4

I'm looking for the right notation for features from different types. Let us say that my samples as $m$ features that can be modeled with $X_1,...,X_m$. The features Don't share the same distribution (i.e. some categorical, some numerical, etc.). Therefore, while $X_i$ might be a continuous random variable, $X_j$ could be a discrete random variable.

Now, given a data sample $x=(x_1,...,x_m)$, I want to talk about the probability, for example, $P(X_k=x_k)<c$. But $X_k$ might be a continuous variable (i.e. the height of a person). Therefore, $P(X_k=x_k)$ will always be zero. However, it can also be a discrete variable (i.e. categorical feature or number of kids).

I'm looking for a notation that is equivalent to $P(X_k=x_k)$ but can work for both continuous and discrete random variables.

Yael M
  • 41
  • 2

3 Answers3

0

There isn’t one, and there should not be.
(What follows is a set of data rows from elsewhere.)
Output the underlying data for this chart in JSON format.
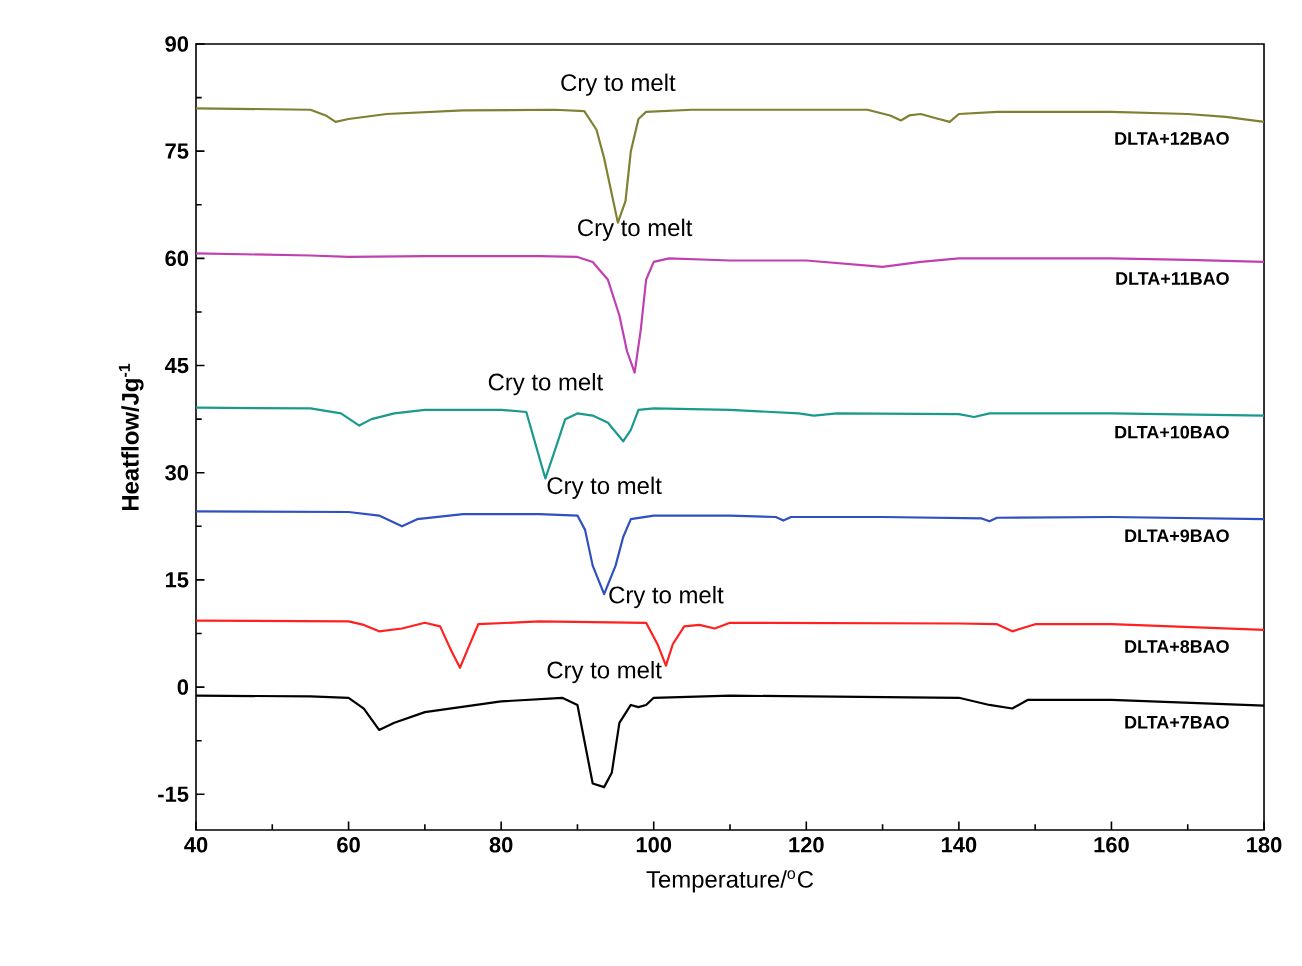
{
  "chart_data": {
    "type": "line",
    "xlabel": "Temperature/$^{o}$C",
    "ylabel": "Heatflow/Jg$^{-1}$",
    "xlim": [
      40,
      180
    ],
    "ylim": [
      -20,
      90
    ],
    "xticks": [
      40,
      60,
      80,
      100,
      120,
      140,
      160,
      180
    ],
    "yticks": [
      -15,
      0,
      15,
      30,
      45,
      60,
      75,
      90
    ],
    "grid": false,
    "legend": false,
    "marker": "none",
    "line_style": "solid",
    "series": [
      {
        "name": "DLTA+12BAO",
        "color": "#808032",
        "x": [
          40,
          55,
          57,
          58.3,
          60,
          65,
          75,
          87,
          90.9,
          92.5,
          93.5,
          94.5,
          95.3,
          96.3,
          97,
          98,
          99,
          105,
          128,
          131,
          132.4,
          133.5,
          135,
          137,
          138.8,
          140,
          145,
          160,
          170,
          175,
          180
        ],
        "values": [
          81,
          80.8,
          80,
          79.1,
          79.5,
          80.2,
          80.7,
          80.8,
          80.6,
          78,
          74,
          69,
          65,
          68,
          75,
          79.5,
          80.5,
          80.8,
          80.8,
          80,
          79.3,
          80,
          80.2,
          79.6,
          79.1,
          80.2,
          80.5,
          80.5,
          80.2,
          79.8,
          79.1
        ]
      },
      {
        "name": "DLTA+11BAO",
        "color": "#c040b0",
        "x": [
          40,
          55,
          60,
          70,
          85,
          90,
          92,
          94,
          95.5,
          96.5,
          97.5,
          98.3,
          99,
          100,
          102,
          110,
          120,
          130,
          135,
          140,
          150,
          160,
          170,
          180
        ],
        "values": [
          60.7,
          60.4,
          60.2,
          60.3,
          60.3,
          60.2,
          59.5,
          57,
          52,
          47,
          44,
          50,
          57,
          59.5,
          60,
          59.7,
          59.7,
          58.8,
          59.5,
          60,
          60,
          60,
          59.8,
          59.5
        ]
      },
      {
        "name": "DLTA+10BAO",
        "color": "#1a9a8c",
        "x": [
          40,
          55,
          59,
          61.4,
          63,
          66,
          70,
          80,
          83.3,
          84.5,
          85.8,
          87,
          88.4,
          90,
          92,
          94,
          96,
          97,
          98,
          100,
          110,
          119,
          121,
          124,
          140,
          142,
          144,
          160,
          180
        ],
        "values": [
          39.1,
          39,
          38.3,
          36.6,
          37.5,
          38.3,
          38.8,
          38.8,
          38.5,
          34,
          29.2,
          33,
          37.5,
          38.3,
          38,
          37,
          34.4,
          36,
          38.8,
          39,
          38.8,
          38.3,
          38,
          38.3,
          38.2,
          37.8,
          38.3,
          38.3,
          38
        ]
      },
      {
        "name": "DLTA+9BAO",
        "color": "#3050c0",
        "x": [
          40,
          60,
          64,
          67,
          69,
          75,
          85,
          90,
          91,
          92,
          93.5,
          95,
          96,
          97,
          100,
          110,
          116,
          117,
          118,
          130,
          143,
          144,
          145,
          160,
          180
        ],
        "values": [
          24.6,
          24.5,
          24,
          22.5,
          23.5,
          24.2,
          24.2,
          24,
          22,
          17,
          13,
          17,
          21,
          23.5,
          24,
          24,
          23.8,
          23.3,
          23.8,
          23.8,
          23.6,
          23.2,
          23.7,
          23.8,
          23.5
        ]
      },
      {
        "name": "DLTA+8BAO",
        "color": "#ff2020",
        "x": [
          40,
          60,
          62,
          64,
          67,
          70,
          72,
          73.5,
          74.6,
          75.5,
          77,
          85,
          99,
          100.5,
          101.6,
          102.5,
          104,
          106,
          108,
          110,
          140,
          145,
          147,
          150,
          160,
          180
        ],
        "values": [
          9.3,
          9.2,
          8.7,
          7.8,
          8.2,
          9,
          8.5,
          5,
          2.7,
          5,
          8.8,
          9.2,
          9,
          6,
          3,
          6,
          8.5,
          8.7,
          8.2,
          9,
          8.9,
          8.8,
          7.8,
          8.8,
          8.8,
          8
        ]
      },
      {
        "name": "DLTA+7BAO",
        "color": "#000000",
        "x": [
          40,
          55,
          60,
          62,
          64,
          66,
          70,
          80,
          88,
          90,
          91,
          92,
          93.5,
          94.5,
          95.5,
          97,
          98,
          99,
          100,
          110,
          140,
          144,
          147,
          149,
          160,
          180
        ],
        "values": [
          -1.2,
          -1.3,
          -1.5,
          -3,
          -6,
          -5,
          -3.5,
          -2,
          -1.5,
          -2.5,
          -8,
          -13.5,
          -14,
          -12,
          -5,
          -2.5,
          -2.8,
          -2.5,
          -1.5,
          -1.2,
          -1.5,
          -2.5,
          -3,
          -1.8,
          -1.8,
          -2.6
        ]
      }
    ],
    "annotations": [
      "Cry to melt",
      "Cry to melt",
      "Cry to melt",
      "Cry to melt",
      "Cry to melt",
      "Cry to melt"
    ]
  }
}
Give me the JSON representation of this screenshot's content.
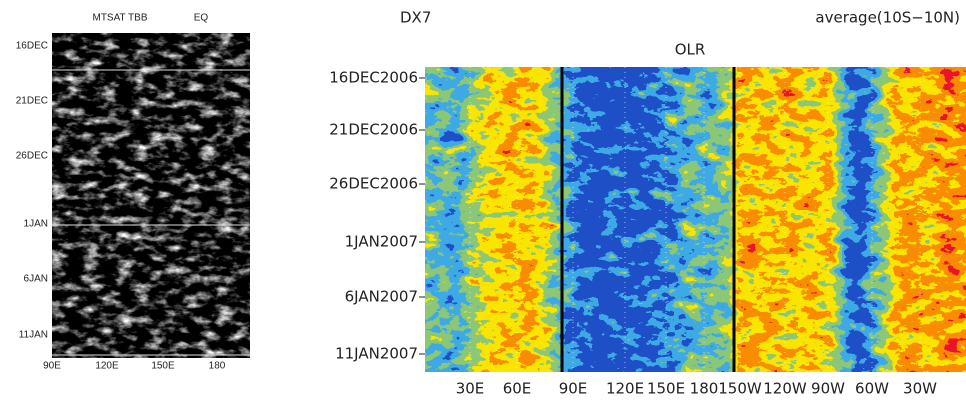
{
  "left_panel": {
    "title": "MTSAT TBB",
    "label": "EQ",
    "y_labels": [
      "16DEC",
      "21DEC",
      "26DEC",
      "1JAN",
      "6JAN",
      "11JAN"
    ],
    "x_labels": [
      "90E",
      "120E",
      "150E",
      "180"
    ]
  },
  "right_panel": {
    "model": "DX7",
    "region": "average(10S−10N)",
    "title": "OLR",
    "y_labels": [
      "16DEC2006",
      "21DEC2006",
      "26DEC2006",
      "1JAN2007",
      "6JAN2007",
      "11JAN2007"
    ],
    "x_labels": [
      "30E",
      "60E",
      "90E",
      "120E",
      "150E",
      "180",
      "150W",
      "120W",
      "90W",
      "60W",
      "30W"
    ]
  }
}
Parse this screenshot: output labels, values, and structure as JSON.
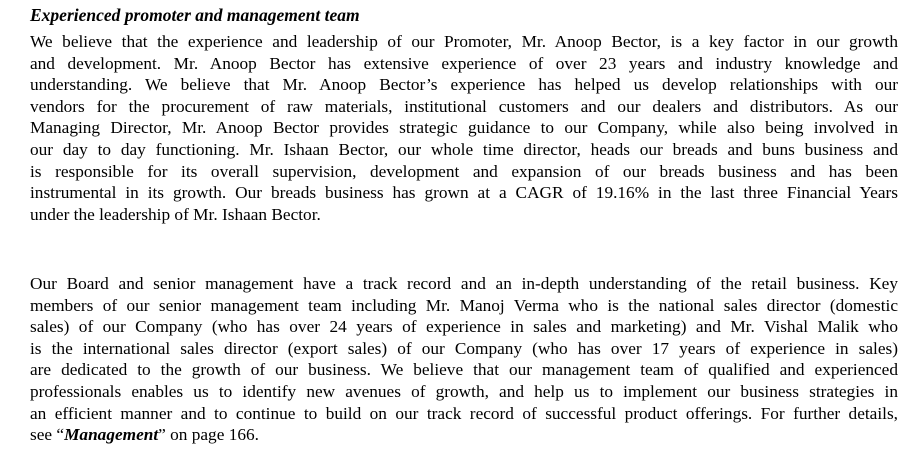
{
  "heading": "Experienced promoter and management team",
  "paragraph1": [
    "We believe that the experience and leadership of our Promoter, Mr. Anoop Bector, is a key factor in our growth",
    "and development. Mr. Anoop Bector has extensive experience of over 23 years and industry knowledge and",
    "understanding. We believe that Mr. Anoop Bector’s experience has helped us develop relationships with our",
    "vendors for the procurement of raw materials, institutional customers and our dealers and distributors.  As our",
    "Managing Director, Mr. Anoop Bector provides strategic guidance to our Company, while also being involved in",
    "our day to day functioning. Mr. Ishaan Bector, our whole time director, heads our breads and buns business and",
    "is responsible for its overall supervision, development and expansion of our breads business and has been",
    "instrumental in its growth. Our breads business has grown at a CAGR of 19.16% in the last three Financial Years",
    "under the leadership of Mr. Ishaan Bector."
  ],
  "paragraph2": [
    "Our Board and senior management have a track record and an in-depth understanding of the retail business. Key",
    "members of our senior management team including Mr. Manoj Verma who is the national sales director (domestic",
    "sales) of our Company (who has over 24 years of experience in sales and marketing) and Mr. Vishal Malik who",
    "is the international sales director (export sales) of our Company (who has over 17 years of experience in sales)",
    "are dedicated to the growth of our business. We believe that our management team of qualified and experienced",
    "professionals enables us to identify new avenues of growth, and help us to implement our business strategies in",
    "an efficient manner and to continue to build on our track record of successful product offerings. For further details,"
  ],
  "last_line": {
    "prefix": "see “",
    "link": "Management",
    "suffix": "” on page 166."
  }
}
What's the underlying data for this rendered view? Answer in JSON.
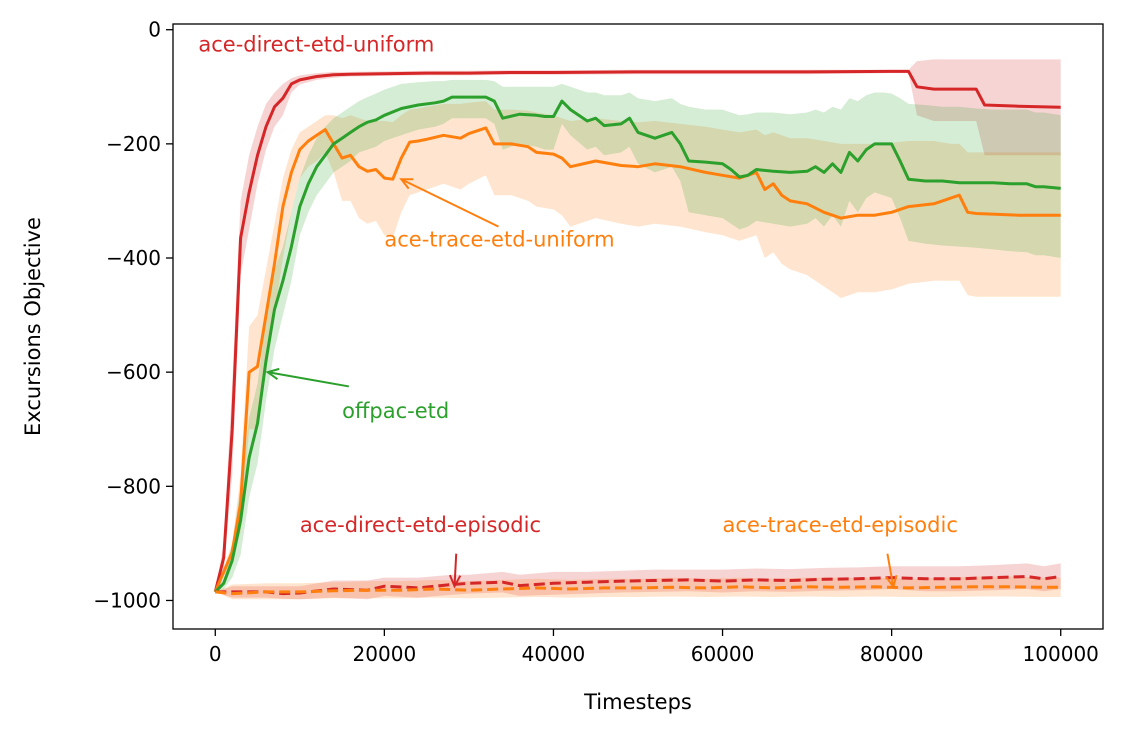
{
  "chart_data": {
    "type": "line",
    "title": "",
    "xlabel": "Timesteps",
    "ylabel": "Excursions Objective",
    "xlim": [
      -5000,
      105000
    ],
    "ylim": [
      -1050,
      10
    ],
    "xticks": [
      0,
      20000,
      40000,
      60000,
      80000,
      100000
    ],
    "xtick_labels": [
      "0",
      "20000",
      "40000",
      "60000",
      "80000",
      "100000"
    ],
    "yticks": [
      0,
      -200,
      -400,
      -600,
      -800,
      -1000
    ],
    "ytick_labels": [
      "0",
      "−200",
      "−400",
      "−600",
      "−800",
      "−1000"
    ],
    "grid": false,
    "legend": "none",
    "series": [
      {
        "name": "ace-direct-etd-uniform",
        "color": "#d62728",
        "dash": "solid",
        "x": [
          0,
          1000,
          2000,
          3000,
          4000,
          5000,
          6000,
          7000,
          8000,
          9000,
          10000,
          12000,
          14000,
          16000,
          20000,
          25000,
          30000,
          35000,
          40000,
          50000,
          60000,
          70000,
          80000,
          82000,
          83000,
          85000,
          88000,
          89000,
          90000,
          91000,
          95000,
          100000
        ],
        "y": [
          -985,
          -925,
          -700,
          -365,
          -285,
          -220,
          -170,
          -135,
          -120,
          -95,
          -88,
          -82,
          -79,
          -78,
          -77,
          -76,
          -76,
          -75,
          -75,
          -74,
          -74,
          -74,
          -73,
          -73,
          -100,
          -104,
          -104,
          -104,
          -104,
          -132,
          -134,
          -136
        ],
        "upper": [
          -985,
          -900,
          -620,
          -300,
          -220,
          -170,
          -130,
          -110,
          -95,
          -85,
          -80,
          -76,
          -74,
          -74,
          -73,
          -72,
          -72,
          -71,
          -71,
          -70,
          -70,
          -70,
          -70,
          -70,
          -55,
          -52,
          -52,
          -52,
          -52,
          -52,
          -52,
          -52
        ],
        "lower": [
          -985,
          -950,
          -780,
          -430,
          -350,
          -270,
          -210,
          -170,
          -150,
          -110,
          -96,
          -88,
          -84,
          -82,
          -81,
          -80,
          -80,
          -79,
          -79,
          -78,
          -78,
          -78,
          -76,
          -76,
          -150,
          -160,
          -160,
          -160,
          -160,
          -220,
          -220,
          -220
        ]
      },
      {
        "name": "ace-trace-etd-uniform",
        "color": "#ff7f0e",
        "dash": "solid",
        "x": [
          0,
          2000,
          3000,
          4000,
          5000,
          6000,
          7000,
          8000,
          9000,
          10000,
          11000,
          12000,
          13000,
          14000,
          15000,
          16000,
          17000,
          18000,
          19000,
          20000,
          21000,
          22000,
          23000,
          24000,
          25000,
          27000,
          29000,
          30000,
          32000,
          33000,
          35000,
          37000,
          38000,
          40000,
          41000,
          42000,
          45000,
          48000,
          50000,
          52000,
          55000,
          58000,
          60000,
          62000,
          64000,
          65000,
          66000,
          67000,
          68000,
          70000,
          72000,
          74000,
          76000,
          78000,
          80000,
          82000,
          85000,
          87000,
          88000,
          89000,
          90000,
          95000,
          100000
        ],
        "y": [
          -985,
          -915,
          -830,
          -600,
          -590,
          -500,
          -410,
          -310,
          -250,
          -210,
          -195,
          -185,
          -175,
          -200,
          -225,
          -220,
          -240,
          -248,
          -245,
          -260,
          -262,
          -225,
          -197,
          -195,
          -192,
          -185,
          -190,
          -182,
          -172,
          -200,
          -200,
          -205,
          -215,
          -218,
          -225,
          -240,
          -230,
          -238,
          -240,
          -235,
          -240,
          -250,
          -255,
          -260,
          -250,
          -280,
          -270,
          -290,
          -300,
          -305,
          -320,
          -330,
          -325,
          -325,
          -320,
          -310,
          -305,
          -295,
          -290,
          -320,
          -322,
          -325,
          -325
        ],
        "upper": [
          -985,
          -900,
          -780,
          -520,
          -500,
          -420,
          -340,
          -260,
          -210,
          -180,
          -170,
          -160,
          -150,
          -150,
          -155,
          -150,
          -155,
          -160,
          -160,
          -160,
          -162,
          -150,
          -140,
          -138,
          -135,
          -130,
          -130,
          -128,
          -125,
          -140,
          -140,
          -142,
          -145,
          -150,
          -155,
          -160,
          -155,
          -160,
          -162,
          -160,
          -165,
          -170,
          -175,
          -180,
          -175,
          -185,
          -180,
          -185,
          -190,
          -190,
          -195,
          -200,
          -200,
          -200,
          -198,
          -195,
          -195,
          -200,
          -200,
          -215,
          -215,
          -215,
          -215
        ],
        "lower": [
          -985,
          -930,
          -880,
          -700,
          -700,
          -600,
          -500,
          -400,
          -320,
          -260,
          -240,
          -230,
          -215,
          -250,
          -300,
          -300,
          -330,
          -340,
          -335,
          -360,
          -365,
          -320,
          -290,
          -285,
          -280,
          -270,
          -280,
          -270,
          -255,
          -290,
          -290,
          -300,
          -310,
          -315,
          -325,
          -345,
          -330,
          -340,
          -345,
          -340,
          -345,
          -355,
          -360,
          -370,
          -360,
          -400,
          -390,
          -410,
          -420,
          -430,
          -450,
          -470,
          -460,
          -460,
          -455,
          -445,
          -440,
          -440,
          -440,
          -465,
          -468,
          -468,
          -468
        ]
      },
      {
        "name": "offpac-etd",
        "color": "#2ca02c",
        "dash": "solid",
        "x": [
          0,
          1000,
          2000,
          3000,
          4000,
          5000,
          6000,
          7000,
          8000,
          9000,
          10000,
          11000,
          12000,
          13000,
          14000,
          15000,
          16000,
          17000,
          18000,
          19000,
          20000,
          22000,
          24000,
          26000,
          27000,
          28000,
          30000,
          32000,
          33000,
          34000,
          36000,
          38000,
          39000,
          40000,
          41000,
          42000,
          44000,
          45000,
          46000,
          48000,
          49000,
          50000,
          52000,
          54000,
          55000,
          56000,
          58000,
          60000,
          61000,
          62000,
          63000,
          64000,
          66000,
          68000,
          70000,
          71000,
          72000,
          73000,
          74000,
          75000,
          76000,
          77000,
          78000,
          79000,
          80000,
          81000,
          82000,
          84000,
          86000,
          88000,
          90000,
          92000,
          94000,
          96000,
          97000,
          98000,
          100000
        ],
        "y": [
          -985,
          -970,
          -930,
          -860,
          -750,
          -690,
          -580,
          -490,
          -440,
          -380,
          -310,
          -270,
          -240,
          -220,
          -200,
          -190,
          -180,
          -170,
          -162,
          -158,
          -150,
          -138,
          -132,
          -128,
          -125,
          -118,
          -118,
          -118,
          -125,
          -155,
          -148,
          -150,
          -152,
          -152,
          -125,
          -140,
          -160,
          -155,
          -168,
          -165,
          -155,
          -180,
          -190,
          -180,
          -200,
          -230,
          -232,
          -235,
          -245,
          -258,
          -255,
          -245,
          -248,
          -250,
          -248,
          -240,
          -250,
          -235,
          -250,
          -215,
          -230,
          -210,
          -200,
          -200,
          -200,
          -230,
          -262,
          -265,
          -265,
          -268,
          -268,
          -268,
          -270,
          -270,
          -275,
          -275,
          -278
        ],
        "upper": [
          -985,
          -960,
          -900,
          -800,
          -680,
          -620,
          -510,
          -420,
          -380,
          -320,
          -260,
          -220,
          -190,
          -170,
          -155,
          -145,
          -135,
          -125,
          -118,
          -112,
          -105,
          -95,
          -92,
          -90,
          -90,
          -88,
          -88,
          -88,
          -90,
          -100,
          -100,
          -100,
          -100,
          -100,
          -95,
          -100,
          -110,
          -110,
          -115,
          -115,
          -110,
          -120,
          -125,
          -120,
          -130,
          -135,
          -140,
          -140,
          -145,
          -150,
          -148,
          -145,
          -145,
          -148,
          -145,
          -140,
          -145,
          -135,
          -140,
          -120,
          -125,
          -115,
          -110,
          -110,
          -112,
          -120,
          -130,
          -132,
          -135,
          -135,
          -138,
          -140,
          -140,
          -140,
          -145,
          -145,
          -150
        ],
        "lower": [
          -985,
          -980,
          -960,
          -920,
          -820,
          -760,
          -650,
          -560,
          -500,
          -440,
          -360,
          -320,
          -290,
          -270,
          -250,
          -240,
          -230,
          -215,
          -210,
          -205,
          -195,
          -185,
          -175,
          -170,
          -165,
          -155,
          -155,
          -155,
          -165,
          -210,
          -200,
          -205,
          -210,
          -210,
          -165,
          -185,
          -210,
          -205,
          -220,
          -215,
          -205,
          -235,
          -250,
          -240,
          -265,
          -320,
          -325,
          -330,
          -340,
          -350,
          -345,
          -335,
          -340,
          -345,
          -340,
          -330,
          -345,
          -325,
          -345,
          -300,
          -320,
          -295,
          -285,
          -290,
          -295,
          -330,
          -370,
          -375,
          -378,
          -380,
          -382,
          -385,
          -388,
          -390,
          -395,
          -395,
          -400
        ]
      },
      {
        "name": "ace-direct-etd-episodic",
        "color": "#d62728",
        "dash": "dashed",
        "x": [
          0,
          2000,
          4000,
          6000,
          8000,
          10000,
          14000,
          18000,
          20000,
          24000,
          28000,
          30000,
          34000,
          36000,
          40000,
          44000,
          48000,
          52000,
          56000,
          60000,
          64000,
          68000,
          72000,
          76000,
          80000,
          84000,
          88000,
          92000,
          96000,
          98000,
          100000
        ],
        "y": [
          -985,
          -985,
          -985,
          -985,
          -988,
          -987,
          -980,
          -982,
          -975,
          -978,
          -972,
          -970,
          -968,
          -974,
          -970,
          -968,
          -966,
          -965,
          -964,
          -966,
          -964,
          -965,
          -963,
          -962,
          -960,
          -962,
          -962,
          -960,
          -958,
          -962,
          -958
        ],
        "upper": [
          -985,
          -975,
          -975,
          -975,
          -975,
          -975,
          -965,
          -965,
          -960,
          -960,
          -955,
          -955,
          -950,
          -955,
          -950,
          -950,
          -948,
          -946,
          -946,
          -946,
          -944,
          -945,
          -943,
          -942,
          -940,
          -940,
          -940,
          -938,
          -935,
          -940,
          -935
        ],
        "lower": [
          -985,
          -995,
          -995,
          -995,
          -997,
          -998,
          -995,
          -998,
          -992,
          -995,
          -990,
          -988,
          -986,
          -992,
          -990,
          -988,
          -986,
          -985,
          -984,
          -986,
          -984,
          -985,
          -983,
          -982,
          -980,
          -984,
          -984,
          -982,
          -980,
          -984,
          -980
        ]
      },
      {
        "name": "ace-trace-etd-episodic",
        "color": "#ff7f0e",
        "dash": "dashed",
        "x": [
          0,
          2000,
          6000,
          10000,
          14000,
          18000,
          22000,
          26000,
          30000,
          34000,
          38000,
          42000,
          46000,
          50000,
          54000,
          58000,
          62000,
          66000,
          70000,
          74000,
          78000,
          82000,
          86000,
          90000,
          94000,
          98000,
          100000
        ],
        "y": [
          -985,
          -988,
          -985,
          -985,
          -983,
          -982,
          -982,
          -980,
          -982,
          -980,
          -978,
          -980,
          -978,
          -978,
          -977,
          -978,
          -976,
          -978,
          -976,
          -977,
          -976,
          -978,
          -977,
          -976,
          -976,
          -977,
          -977
        ],
        "upper": [
          -985,
          -972,
          -970,
          -970,
          -968,
          -966,
          -966,
          -964,
          -966,
          -964,
          -962,
          -964,
          -962,
          -962,
          -960,
          -962,
          -960,
          -962,
          -960,
          -960,
          -960,
          -962,
          -960,
          -958,
          -958,
          -960,
          -960
        ],
        "lower": [
          -985,
          -998,
          -998,
          -998,
          -996,
          -996,
          -996,
          -995,
          -996,
          -995,
          -994,
          -995,
          -994,
          -994,
          -993,
          -994,
          -993,
          -994,
          -993,
          -994,
          -993,
          -994,
          -994,
          -993,
          -993,
          -994,
          -994
        ]
      }
    ],
    "annotations": [
      {
        "text": "ace-direct-etd-uniform",
        "color": "#d62728",
        "at": [
          -2000,
          -38
        ],
        "arrow_to": null
      },
      {
        "text": "ace-trace-etd-uniform",
        "color": "#ff7f0e",
        "at": [
          20000,
          -380
        ],
        "arrow_from": [
          33500,
          -345
        ],
        "arrow_to": [
          22000,
          -262
        ]
      },
      {
        "text": "offpac-etd",
        "color": "#2ca02c",
        "at": [
          15000,
          -680
        ],
        "arrow_from": [
          15800,
          -625
        ],
        "arrow_to": [
          6200,
          -600
        ]
      },
      {
        "text": "ace-direct-etd-episodic",
        "color": "#d62728",
        "at": [
          10000,
          -880
        ],
        "arrow_from": [
          28500,
          -918
        ],
        "arrow_to": [
          28300,
          -975
        ]
      },
      {
        "text": "ace-trace-etd-episodic",
        "color": "#ff7f0e",
        "at": [
          60000,
          -880
        ],
        "arrow_from": [
          79500,
          -918
        ],
        "arrow_to": [
          80200,
          -976
        ]
      }
    ]
  }
}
Continuous variables having zero probability for every value is a feature, not a bug.

You might, however, be interested in likelihood, which has a different technical meaning in statistics. Note, however, that likelihood can exceed $1$.

Dave
  • 3,841
  • 1
  • 8
  • 23
0

As far as I am concerned, there is no distinction between a continuous and a discrete variable when it comes to notation. So $P(X_k=x_k)$ is perfectly fine for either.

Valentin Calomme
  • 5,396
  • 3
  • 20
  • 49
  • To my knowledge, if $X$ is a continuous variable then for each constant $c$, $P(X=c)=0$. Instead of constants, we should talk about intervals and measure the probability using a probability density function. – Yael M May 27 '20 at 11:46
0

Maybe relying on set notation would work?

$P(X_k \in s_k)$ where:

  • $s_k = \{ x_k \}$ if $X_k$ is discrete
  • $s_k = [ x_k-\epsilon , x_k+\epsilon]$ if $X_k$ is continuous
Erwan
  • 24,823
  • 3
  • 13
  • 34